I want know weather it is possible to pass arguments from command line and from the function inside a shell script

I know its is possible to pass a argument from command line to shell script using

$1 $2 ..

But my problem is my shell script needs to accept arguments from the command line as well as the function inside the shell script .
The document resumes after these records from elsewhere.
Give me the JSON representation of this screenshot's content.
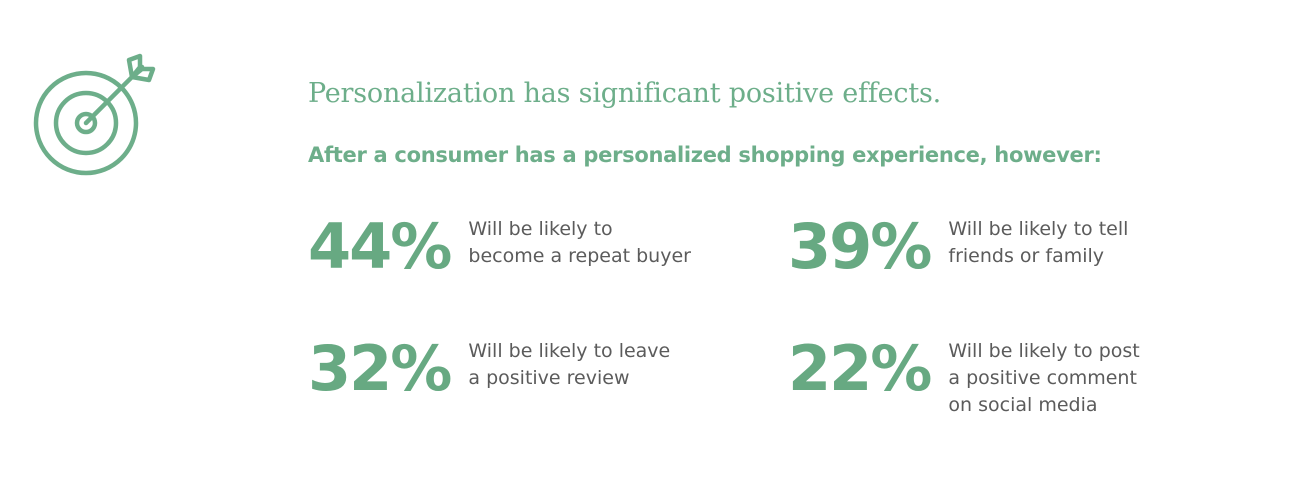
{
  "headline": "Personalization has significant positive effects.",
  "subhead": "After a consumer has a personalized shopping experience, however:",
  "icon": "target-with-arrow-icon",
  "colors": {
    "accent": "#67a982",
    "text": "#5b5b5b",
    "background": "#ffffff"
  },
  "stats": [
    {
      "value": "44%",
      "lines": [
        "Will be likely to",
        "become a repeat buyer"
      ]
    },
    {
      "value": "39%",
      "lines": [
        "Will be likely to tell",
        "friends or family"
      ]
    },
    {
      "value": "32%",
      "lines": [
        "Will be likely to leave",
        "a positive review"
      ]
    },
    {
      "value": "22%",
      "lines": [
        "Will be likely to post",
        "a positive comment",
        "on social media"
      ]
    }
  ]
}
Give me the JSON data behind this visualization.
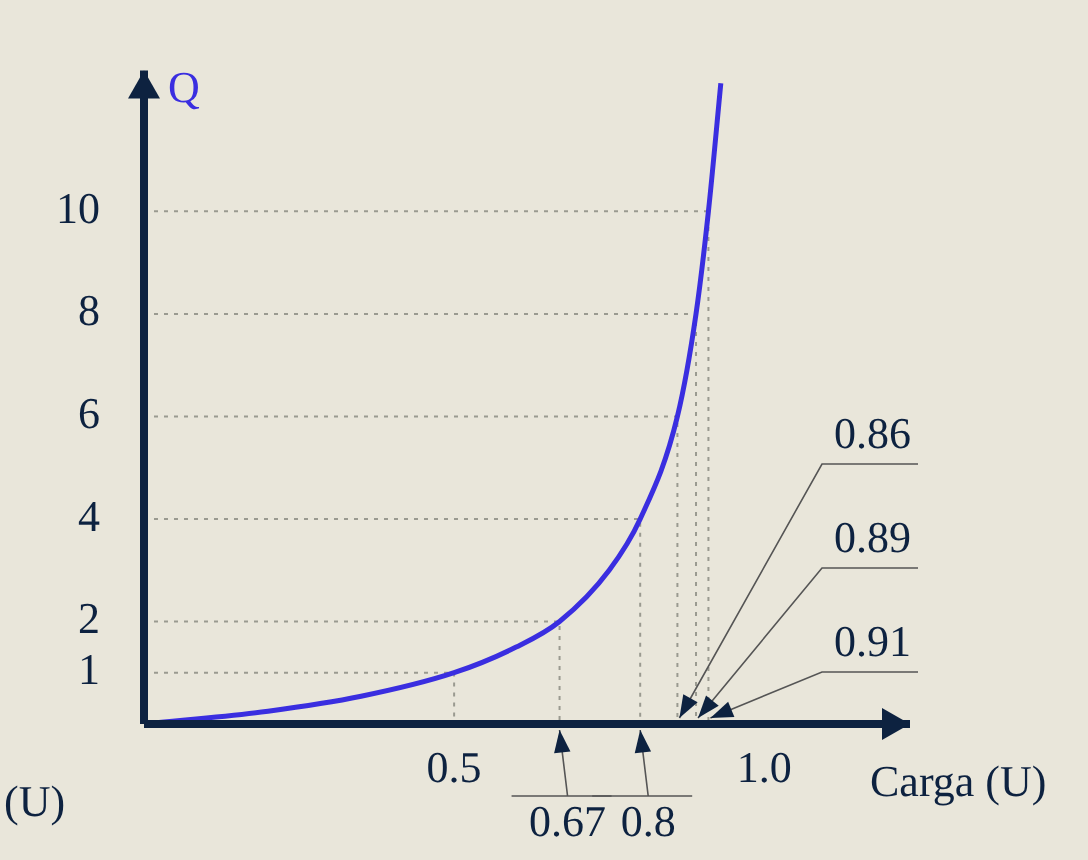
{
  "chart_data": {
    "type": "line",
    "xlabel": "Carga (U)",
    "ylabel": "Q",
    "x": [
      0,
      0.2,
      0.35,
      0.5,
      0.6,
      0.67,
      0.75,
      0.8,
      0.86,
      0.89,
      0.91,
      0.93
    ],
    "series": [
      {
        "color": "#3a2ee0",
        "values": [
          0,
          0.25,
          0.54,
          1,
          1.5,
          2,
          3,
          4,
          6,
          8,
          10,
          12.5
        ]
      },
      {
        "color": "#9a9a90",
        "line_style": "dotted",
        "x": [
          0,
          0.5,
          0.5
        ],
        "values": [
          1,
          1,
          0
        ]
      },
      {
        "color": "#9a9a90",
        "line_style": "dotted",
        "x": [
          0,
          0.67,
          0.67
        ],
        "values": [
          2,
          2,
          0
        ]
      },
      {
        "color": "#9a9a90",
        "line_style": "dotted",
        "x": [
          0,
          0.8,
          0.8
        ],
        "values": [
          4,
          4,
          0
        ]
      },
      {
        "color": "#9a9a90",
        "line_style": "dotted",
        "x": [
          0,
          0.86,
          0.86
        ],
        "values": [
          6,
          6,
          0
        ]
      },
      {
        "color": "#9a9a90",
        "line_style": "dotted",
        "x": [
          0,
          0.89,
          0.89
        ],
        "values": [
          8,
          8,
          0
        ]
      },
      {
        "color": "#9a9a90",
        "line_style": "dotted",
        "x": [
          0,
          0.91,
          0.91
        ],
        "values": [
          10,
          10,
          0
        ]
      }
    ],
    "xlim": [
      0,
      1.235
    ],
    "ylim": [
      0,
      12.75
    ],
    "xticks": [
      {
        "value": 0.5,
        "label": "0.5"
      },
      {
        "value": 1,
        "label": "1.0"
      }
    ],
    "yticks": [
      1,
      2,
      4,
      6,
      8,
      10
    ],
    "annotations": [
      {
        "text": "0.67",
        "x": 0.67,
        "y": 0
      },
      {
        "text": "0.8",
        "x": 0.8,
        "y": 0
      },
      {
        "text": "0.86",
        "x": 0.86,
        "y": 0
      },
      {
        "text": "0.89",
        "x": 0.89,
        "y": 0
      },
      {
        "text": "0.91",
        "x": 0.91,
        "y": 0
      },
      "(U)"
    ],
    "legend": false,
    "marker": "none",
    "line_style": "solid"
  }
}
find my shell script below

#!/bin/bash

extractZipFiles(){
  sudo unzip  "$4" -d "$5"
  if [ "$?" -eq 0 ]
  then
    echo "==>> Files extracted"
    return 0
  else
    echo "==>> Files extraction failed"
    echo "$?"
  fi
}

coreExtraction(){
extractZipFiles some/location some/other/location
}

coreExtraction

echo "====> $1"
echo "====> $2"
echo "====> $3"
echo "====> $4"
echo "====> $5"

I execute my shell script by passing

sudo sh test.sh firstargument secondargument thirdargument 

Answer 1

You can forward the original arguments with:

...
coreExtraction () {
    extractZipFiles "$@" some/location some/other/location
}
coreExtraction "$@"
...

To access the original script arguments from inside the function, you have to save them before you call the function, for instance, in an array:

args=("$@")
some_function some_other_args

Inside some_function, the script args will be in ${args[0]}, ${args[1]}, and so on. Their number will be ${#a[@]}.

Answer 2

Just pass the arguments from the command line invocation to the function

coreExtraction "$1" "$2" "$3"
# or
coreExtraction "$@"

and add the other arguments to them

extractZipFiles "$@" some/location some/other/location